Nuggets from Seeking and Finding God—Meeting the Challenge (Part 2) | thebereancall.org

Dave Hunt

In contrast to the misinformation deliberately passed on by atheistic professors to university students (and believed by most of the latter), many of the most brilliant scientists in history were as firm believers in the Bible, and in Christ as their personal Savior, as was Greenleaf.

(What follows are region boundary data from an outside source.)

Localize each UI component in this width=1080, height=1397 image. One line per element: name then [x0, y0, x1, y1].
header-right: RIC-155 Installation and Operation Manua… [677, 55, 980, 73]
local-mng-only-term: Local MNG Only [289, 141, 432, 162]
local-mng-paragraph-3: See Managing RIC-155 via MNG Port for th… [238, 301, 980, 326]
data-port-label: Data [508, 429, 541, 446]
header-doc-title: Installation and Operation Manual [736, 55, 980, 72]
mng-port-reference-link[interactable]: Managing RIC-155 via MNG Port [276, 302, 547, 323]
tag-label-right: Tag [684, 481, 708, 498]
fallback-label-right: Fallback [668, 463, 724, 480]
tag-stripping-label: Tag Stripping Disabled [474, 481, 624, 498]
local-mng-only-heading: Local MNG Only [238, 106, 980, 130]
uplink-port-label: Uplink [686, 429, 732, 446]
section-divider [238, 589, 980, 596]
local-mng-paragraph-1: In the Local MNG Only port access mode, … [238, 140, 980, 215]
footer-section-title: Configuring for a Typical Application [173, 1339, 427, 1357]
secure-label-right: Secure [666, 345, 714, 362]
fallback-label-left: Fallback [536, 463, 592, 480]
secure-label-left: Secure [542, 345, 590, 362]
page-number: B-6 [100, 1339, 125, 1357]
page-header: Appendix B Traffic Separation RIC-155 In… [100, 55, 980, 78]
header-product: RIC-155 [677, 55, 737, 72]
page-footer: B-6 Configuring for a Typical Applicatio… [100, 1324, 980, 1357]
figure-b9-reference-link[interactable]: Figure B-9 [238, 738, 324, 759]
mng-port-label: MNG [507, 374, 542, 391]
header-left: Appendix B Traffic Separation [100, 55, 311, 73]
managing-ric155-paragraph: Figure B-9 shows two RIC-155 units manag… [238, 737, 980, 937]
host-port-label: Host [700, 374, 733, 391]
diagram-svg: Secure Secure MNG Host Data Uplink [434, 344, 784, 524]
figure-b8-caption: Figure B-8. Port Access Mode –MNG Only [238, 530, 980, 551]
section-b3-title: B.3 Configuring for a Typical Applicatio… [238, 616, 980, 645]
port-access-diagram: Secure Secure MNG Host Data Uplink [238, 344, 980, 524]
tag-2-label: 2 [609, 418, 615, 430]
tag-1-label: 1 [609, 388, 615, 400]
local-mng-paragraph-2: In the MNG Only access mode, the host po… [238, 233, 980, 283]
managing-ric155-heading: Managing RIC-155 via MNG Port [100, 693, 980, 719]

If space permitted, we could quote the Christian testimonies of Johann Kepler, the founder of astronomy; Robert Boyle, the father of modern chemistry; John Ray, the father of English natural history, and the greatest zoologist and botanist of his day; Sir Isaac Newton, who invented calculus, discovered the law of gravity and the three laws of motion, anticipated the law of energy conservation, developed the particle theory of light propagation, and invented the reflecting telescope; Carolus Linnaeus, father of biological taxonomy; Michael Faraday, one of the greatest physicists of all time, who developed foundational concepts in electricity and magnetism; Charles Babbage, founder of computer science, who first developed information storage and retrieval systems; John Dalton, the father of atomic theory, which revolutionized chemistry; Gregory Mendel, the father of genetics; Louis Pasteur, the father of bacteriology, who established the germ theory of disease; Lord Kelvin, one of the great physicists of all time, the first to provide a precise statement of the first and second laws of thermodynamics—and a host of other great scientists, ancient and modern.

By lifelong examination of the physical universe, from the innermost depths of the atom to the farthest reaches of space, such men arrived at the same faith in Christ as did Greenleaf. To move to more recent times, Werner Von Braun, the father of space science, wrote:

The vast mysteries of the universe should only confirm our belief in the certainty of its Creator. I find it as difficult to understand a scientist who does not acknowledge the presence of a superior rationality behind the existence of the universe as it is to comprehend a theologian who would deny the advances of science.

Perhaps, however, it would be of interest to see further testimony of fellow members of Greenleaf’s own profession from across the Atlantic, who, after careful examination of the evidence, pronounced the testimony of the Bible concerning Christ to be true and received Him as their Lord and Savior. The Chief Justice of England, Lord Darling, once said that “no intelligent jury in the world could fail to bring in a verdict that the resurrection story is true.”

Lord Lyndhurst, recognized as one of the greatest legal minds in British history, was in complete agreement with Darling. Solicitor-general of the British government, attorney-general of Great Britain, three times high chancellor of England, and elected as high steward of the University of Cambridge, Lyndhurst held in one lifetime the highest offices ever conferred upon a judge in Great Britain. Concerning the resurrection of Jesus Christ in the light of legal evidence, and why he became a Christian, he wrote: “I know pretty well what evidence is: and I tell you, such evidence as that for the resurrection has never broken down [in any court] yet.”

Blaise Pascal was one of the greatest philosophers and early mathematicians. He laid the foundations for hydrostatics, hydrodynamics, differential calculus, and the theory of probability. Pascal declared, “I count only two men rational: the man who loves God with all his heart because he has found Him; or the man who seeks God with all his heart because he has as yet found Him not.” He left this challenge for mankind:

How can anyone lose who chooses to be a Christian? If, when he dies, there turns out to be no God and his faith was in vain, he has lost nothing—in fact, has been happier in life than his nonbelieving friends. If, however, there is a God and a heaven and hell, then he has gained heaven and his skeptical friends will have lost everything in hell!